By David Kane
For a tour that rose to its peak in the late 90s on the talented backs of young players like Martina Hingis and Venus Williams, the WTA has had a difficult time grooming its young ingénues in the last few years. The age eligibility rule named for famed burnout victim Jennifer Capriati has done well to keep players from the depression and drug use she suffered, but has also seemed to curb the number of prodigies making early breakthroughs on the senior tour.
With Maria Sharapova being the last teenager to win a major title and compatriot Svetlana Kuznetsova the last teenaged Slam debutante in 2004, the Tour’s biggest tournaments appear to be checking for ID at the door. That does not mean, however, that the WTA is averse to successful teens. The Tournament of Champions, albeit a Year-End Championships with the volume turned all the way down, was founded as a way to reward top 30 players who take home International (formerly Tier III and IV) titles throughout the year.
But if veterans have been dominating the higher-end events in the last decade, they have been equally successful in the ostensibly more accessible ones as well. The average age for the Sofia semifinalists 26.5, with 30-year-old Nadia Petrova taking the title. It has been a good time to be a fan of sentimental favorites, to be sure, but much tougher to pick out up-and-comers as they make the transition from the juniors.
Enter the WTA125, the ultimate tournament category for the “I’m not a girl, not yet a woman” subset of players. Bridging the gap between the ITF 100Ks and the lowest level International WTA events, the WTA125 debuted in the two weeks following the two Year-End Championships. With most of the big names finished for the season, players who would have dropped down to the lower level ITFs have one last chance to rack up big points and prize money in 2012.
Two players to take advantage of the opportunity were those thought to be extinct prodigies, Kristina Mladenovic and Elina Svitolina. Each have a junior Roland Garros title to their name (Mladenovic in 2009, Svitolina in 2010). The two are feisty competitors with big forehands and bigger personalities. Despite success among their peers, competing in the big leagues has been a more challenging endeavor.
After relatively quiet fall seasons, the two entered the WTA125 events, one in Chinese Taipei and the other in Pune, India, as under the radar as any former junior champion. Proven up-and-comers like Donna Vekic and dangerous veterans like Kimiko Date-Krumm were abound in each event, yet Mladenovic and Svitolina took home the titles with as little fanfare at the end of the week as the beginning.
At the first WTA125 event in Taipei, Mladenovic blew away Chang Kai-Chen, the Taiwanese player who was edged out of the Osaka final by Heather Watson a few weeks earlier.
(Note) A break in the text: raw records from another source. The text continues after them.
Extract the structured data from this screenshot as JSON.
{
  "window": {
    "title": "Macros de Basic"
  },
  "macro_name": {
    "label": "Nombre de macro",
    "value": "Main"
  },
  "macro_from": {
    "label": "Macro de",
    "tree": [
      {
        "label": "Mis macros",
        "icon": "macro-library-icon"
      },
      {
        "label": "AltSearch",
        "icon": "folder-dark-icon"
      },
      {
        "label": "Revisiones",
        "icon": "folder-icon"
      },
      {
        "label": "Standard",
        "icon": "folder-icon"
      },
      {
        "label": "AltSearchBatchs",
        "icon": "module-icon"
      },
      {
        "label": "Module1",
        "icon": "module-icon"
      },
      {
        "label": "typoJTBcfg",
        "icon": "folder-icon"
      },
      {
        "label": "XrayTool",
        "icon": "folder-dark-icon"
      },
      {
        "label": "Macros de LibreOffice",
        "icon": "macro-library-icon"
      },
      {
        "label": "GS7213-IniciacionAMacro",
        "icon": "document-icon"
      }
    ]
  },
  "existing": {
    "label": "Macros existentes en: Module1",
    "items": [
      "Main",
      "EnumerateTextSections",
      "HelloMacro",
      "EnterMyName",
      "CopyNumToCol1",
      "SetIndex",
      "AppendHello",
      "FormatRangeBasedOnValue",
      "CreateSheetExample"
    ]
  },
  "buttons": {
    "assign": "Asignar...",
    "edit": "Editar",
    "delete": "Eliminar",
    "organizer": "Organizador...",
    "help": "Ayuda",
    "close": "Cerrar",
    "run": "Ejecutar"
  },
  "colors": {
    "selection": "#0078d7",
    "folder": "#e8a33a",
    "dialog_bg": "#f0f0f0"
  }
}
The Frenchwoman was equally dominant in the doubles, completing the sweep and undoubtedly sealing her spot as an answer on a WTA trivia question.
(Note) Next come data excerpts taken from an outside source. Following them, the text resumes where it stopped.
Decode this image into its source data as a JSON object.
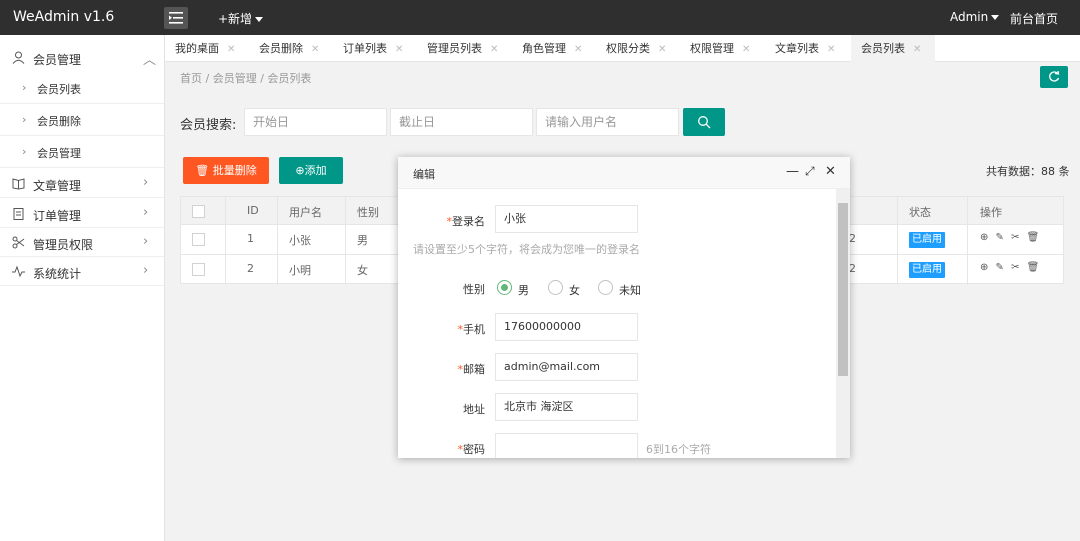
{
  "topbar": {
    "logo": "WeAdmin v1.6",
    "new_label": "+新增",
    "admin_label": "Admin",
    "front_label": "前台首页"
  },
  "sidebar": {
    "groups": [
      {
        "label": "会员管理",
        "icon": "user-icon",
        "expanded": true,
        "children": [
          "会员列表",
          "会员删除",
          "会员管理"
        ]
      },
      {
        "label": "文章管理",
        "icon": "book-icon"
      },
      {
        "label": "订单管理",
        "icon": "clipboard-icon"
      },
      {
        "label": "管理员权限",
        "icon": "scissors-icon"
      },
      {
        "label": "系统统计",
        "icon": "pulse-icon"
      }
    ]
  },
  "tabs": [
    "我的桌面",
    "会员删除",
    "订单列表",
    "管理员列表",
    "角色管理",
    "权限分类",
    "权限管理",
    "文章列表",
    "会员列表"
  ],
  "active_tab": 8,
  "breadcrumb": [
    "首页",
    "会员管理",
    "会员列表"
  ],
  "search": {
    "label": "会员搜索:",
    "start_placeholder": "开始日",
    "end_placeholder": "截止日",
    "user_placeholder": "请输入用户名"
  },
  "toolbar": {
    "batch_delete": "批量删除",
    "add": "添加",
    "total": "共有数据：88 条"
  },
  "table": {
    "headers": [
      "ID",
      "用户名",
      "性别",
      "状态",
      "操作"
    ],
    "rows": [
      {
        "id": "1",
        "name": "小张",
        "gender": "男",
        "hidden_tail": "2",
        "status": "已启用"
      },
      {
        "id": "2",
        "name": "小明",
        "gender": "女",
        "hidden_tail": "2",
        "status": "已启用"
      }
    ],
    "ops_icons": "⊕ ✎ ✂ 🗑"
  },
  "modal": {
    "title": "编辑",
    "fields": {
      "login_label": "登录名",
      "login_value": "小张",
      "login_hint": "请设置至少5个字符，将会成为您唯一的登录名",
      "gender_label": "性别",
      "gender_options": [
        "男",
        "女",
        "未知"
      ],
      "gender_selected": 0,
      "phone_label": "手机",
      "phone_value": "17600000000",
      "email_label": "邮箱",
      "email_value": "admin@mail.com",
      "address_label": "地址",
      "address_value": "北京市 海淀区",
      "password_label": "密码",
      "password_value": "",
      "password_hint": "6到16个字符"
    },
    "controls": {
      "minimize": "—",
      "maximize": "⤢",
      "close": "✕"
    }
  },
  "colors": {
    "topbar": "#2f2f2f",
    "primary": "#009688",
    "danger": "#ff5722",
    "badge": "#1e9fff",
    "radio": "#5fb878"
  }
}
The tournament in Pune started out as another chapter of the beleaguered Andrea Petkovic’s comeback tour. The German had spent most of 2012 sidelined with various and sundry injuries before having a good run in Luxembourg and cruising into the semifinals this week. The run, however, came to an abrupt end against none other than Svitolina, who advanced to the biggest final of her career.
Even in the final, Svitolina read like the supporting act when paired with the illustrious veteran, 42-year-old final Kimiko Date-Krumm. Despite a tough year, the Japaneswoman had been solid all week, and was looking for the second title in her “second” career. Playing against a style that she was hardly old enough to watch on television, Svitolina had no letdown and gamely silenced the veteran in straight sets.
Is this an awful lot of fanfare for two events that barely count as WTA titles? Perhaps. But if this trend continues, the WTA may have finally found a formula to allow up-and-comers to smoothly transition onto the senior tour without sacrificing the abundant confidence they took with them from the juniors. In other words, the WTA125’s potential lies in helping the prodigies, young guns, whatever you want to call them, to begin realizing their potential, and if that succeeds, these podunk post-season tournaments could become the real tournaments of champions.